Countries in the region, such as Malaysia, the Philippines, Indonesia, Vietnam, Taiwan and China, have overlapping maritime boundary claims. The issue is heightened by Beijing’s growing influence in the South China Sea, which all these countries share.
A political question
The Sabah dispute goes back to 1878 when the Sultan of Sulu gave administrative control of the territory, which also included islands such as Mindanao in the Philippines, to the British North Borneo Company in return for an annual payment.
Whether the sultan had ceded control with sovereignty attached or just leased the territory for a limited time period, remains a contentious issue.

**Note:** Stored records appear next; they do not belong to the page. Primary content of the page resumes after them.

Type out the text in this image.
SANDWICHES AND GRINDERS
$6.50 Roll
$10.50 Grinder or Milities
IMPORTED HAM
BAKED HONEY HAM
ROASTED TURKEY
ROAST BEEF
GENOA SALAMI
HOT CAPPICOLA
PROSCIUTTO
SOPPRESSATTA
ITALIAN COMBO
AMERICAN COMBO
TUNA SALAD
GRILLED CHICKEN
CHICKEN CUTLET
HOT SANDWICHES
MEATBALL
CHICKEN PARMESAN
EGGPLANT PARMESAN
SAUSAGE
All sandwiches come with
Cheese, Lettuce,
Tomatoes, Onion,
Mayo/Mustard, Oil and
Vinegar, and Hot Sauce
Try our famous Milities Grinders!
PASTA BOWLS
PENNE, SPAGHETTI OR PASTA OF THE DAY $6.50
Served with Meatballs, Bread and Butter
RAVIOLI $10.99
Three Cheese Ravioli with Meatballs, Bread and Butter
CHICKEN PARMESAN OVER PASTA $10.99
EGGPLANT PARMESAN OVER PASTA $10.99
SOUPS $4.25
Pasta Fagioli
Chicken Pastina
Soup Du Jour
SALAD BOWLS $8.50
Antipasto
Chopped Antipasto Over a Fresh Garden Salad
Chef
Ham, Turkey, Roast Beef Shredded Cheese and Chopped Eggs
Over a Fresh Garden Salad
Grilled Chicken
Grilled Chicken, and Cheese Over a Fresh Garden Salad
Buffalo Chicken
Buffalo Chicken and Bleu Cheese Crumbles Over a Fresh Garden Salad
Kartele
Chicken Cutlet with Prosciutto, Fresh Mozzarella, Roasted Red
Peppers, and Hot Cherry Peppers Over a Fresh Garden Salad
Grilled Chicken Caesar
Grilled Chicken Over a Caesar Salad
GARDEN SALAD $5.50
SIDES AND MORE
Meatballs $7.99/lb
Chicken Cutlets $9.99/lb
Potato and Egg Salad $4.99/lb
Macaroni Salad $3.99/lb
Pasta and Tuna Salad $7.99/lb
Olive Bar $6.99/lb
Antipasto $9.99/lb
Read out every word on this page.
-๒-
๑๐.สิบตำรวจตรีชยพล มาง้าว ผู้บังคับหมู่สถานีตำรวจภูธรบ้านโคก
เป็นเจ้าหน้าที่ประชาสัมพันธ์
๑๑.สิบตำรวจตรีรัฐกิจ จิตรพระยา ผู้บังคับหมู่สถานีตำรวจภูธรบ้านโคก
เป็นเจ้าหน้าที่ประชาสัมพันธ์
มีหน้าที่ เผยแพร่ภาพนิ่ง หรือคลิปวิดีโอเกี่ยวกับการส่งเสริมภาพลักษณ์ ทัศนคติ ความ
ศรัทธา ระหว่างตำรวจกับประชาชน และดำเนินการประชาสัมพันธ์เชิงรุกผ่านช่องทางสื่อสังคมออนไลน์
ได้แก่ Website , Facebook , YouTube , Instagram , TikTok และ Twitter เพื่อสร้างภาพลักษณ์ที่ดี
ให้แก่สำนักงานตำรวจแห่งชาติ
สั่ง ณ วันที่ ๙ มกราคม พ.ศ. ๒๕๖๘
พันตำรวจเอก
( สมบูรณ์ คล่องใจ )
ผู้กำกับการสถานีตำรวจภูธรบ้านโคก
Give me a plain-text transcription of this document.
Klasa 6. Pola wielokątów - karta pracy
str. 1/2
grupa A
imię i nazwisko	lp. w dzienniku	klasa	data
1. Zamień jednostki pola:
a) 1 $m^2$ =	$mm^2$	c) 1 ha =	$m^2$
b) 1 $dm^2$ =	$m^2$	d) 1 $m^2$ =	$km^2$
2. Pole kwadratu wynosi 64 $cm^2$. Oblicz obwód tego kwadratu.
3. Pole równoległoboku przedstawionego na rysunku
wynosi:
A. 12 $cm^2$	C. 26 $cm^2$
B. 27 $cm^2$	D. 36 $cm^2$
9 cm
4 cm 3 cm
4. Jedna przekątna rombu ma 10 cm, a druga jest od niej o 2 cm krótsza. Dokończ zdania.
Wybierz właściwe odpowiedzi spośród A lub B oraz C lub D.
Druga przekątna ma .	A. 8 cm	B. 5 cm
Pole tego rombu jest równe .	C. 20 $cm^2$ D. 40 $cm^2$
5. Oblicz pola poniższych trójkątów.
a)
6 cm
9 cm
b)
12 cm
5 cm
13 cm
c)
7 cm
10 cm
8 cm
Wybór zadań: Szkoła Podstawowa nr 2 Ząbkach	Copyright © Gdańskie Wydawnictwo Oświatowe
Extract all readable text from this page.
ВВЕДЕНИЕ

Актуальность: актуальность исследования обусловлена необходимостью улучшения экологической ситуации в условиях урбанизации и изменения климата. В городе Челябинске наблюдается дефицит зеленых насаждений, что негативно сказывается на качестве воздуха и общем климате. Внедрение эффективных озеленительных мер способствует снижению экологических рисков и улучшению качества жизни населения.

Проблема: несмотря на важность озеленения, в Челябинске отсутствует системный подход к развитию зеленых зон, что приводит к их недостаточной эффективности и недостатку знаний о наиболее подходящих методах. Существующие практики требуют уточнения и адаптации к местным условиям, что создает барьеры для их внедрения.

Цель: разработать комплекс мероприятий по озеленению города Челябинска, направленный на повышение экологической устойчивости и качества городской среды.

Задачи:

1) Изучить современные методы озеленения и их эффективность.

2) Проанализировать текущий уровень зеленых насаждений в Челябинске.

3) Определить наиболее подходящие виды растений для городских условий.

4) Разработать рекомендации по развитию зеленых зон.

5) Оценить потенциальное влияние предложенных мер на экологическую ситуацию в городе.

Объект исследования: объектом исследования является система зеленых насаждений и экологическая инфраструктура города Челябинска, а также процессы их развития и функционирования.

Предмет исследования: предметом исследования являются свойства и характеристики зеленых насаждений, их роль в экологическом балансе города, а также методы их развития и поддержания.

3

“However, neither the heirs to the sultanate nor the newly established Philippine Republic were consulted when administration of Sabah was transferred from the British North Borneo Company to the British Crown in 1946,” writes Lucio Blanco Pitlo III, a research fellow at the Asia-Pacific Pathways to Progress Foundation.
That was significant because the British government handed over North Borneo to the Federation of Malaysia in 1963. Kuala Lumpur says it hasn’t forcibly occupied the territory as people in Sabah decided to become part of Malaysia in a referendum. Manila disputes that.
While the Philippines never gave up its claim over the region, for decades it has not actively pursued it either. For instance, Manila has not formally recognised the heirs of the Sulu sultanate who have lived in the Philippines for the last three decades.
When Sulu fighters attacked in 2013, the then Philippines President Benigno Aquino had called on them to stand down and return.
But there’s also the issue of the payments. Malaysia had agreed to pay the heirs of the sultanate a sum of 5,300 ringgit ($1,276) every year. The embassy in Manila had dutifully written a cheque to the sultan every year until 2013.
The heirs cite those payments to solidify their claim, insisting that it was a rental or lease payment that they received, which means they have sovereignty over the region. But Malaysia says it is ‘cession money’ and not rent, as the British had purchased North Borneo from the then Sulu Sultan.
For all the rhetoric and statements, it is unlikely that the two countries will draw in international arbitrators such as the United Nations to resolve the issue, says Sukhani.
The Filipino leaders especially can use it to their political advantage.
“Leveraging the Sabah issue alongside humanitarian concerns for the Filipinos in Sabah may be domestically strategic for politicians to galvanise the southern voters and win support,”says Sukhani.
“Courting the Muslim vote bank in Mindanao has become especially vital within internal political agendas in the lead up to the presidential elections in 2022.”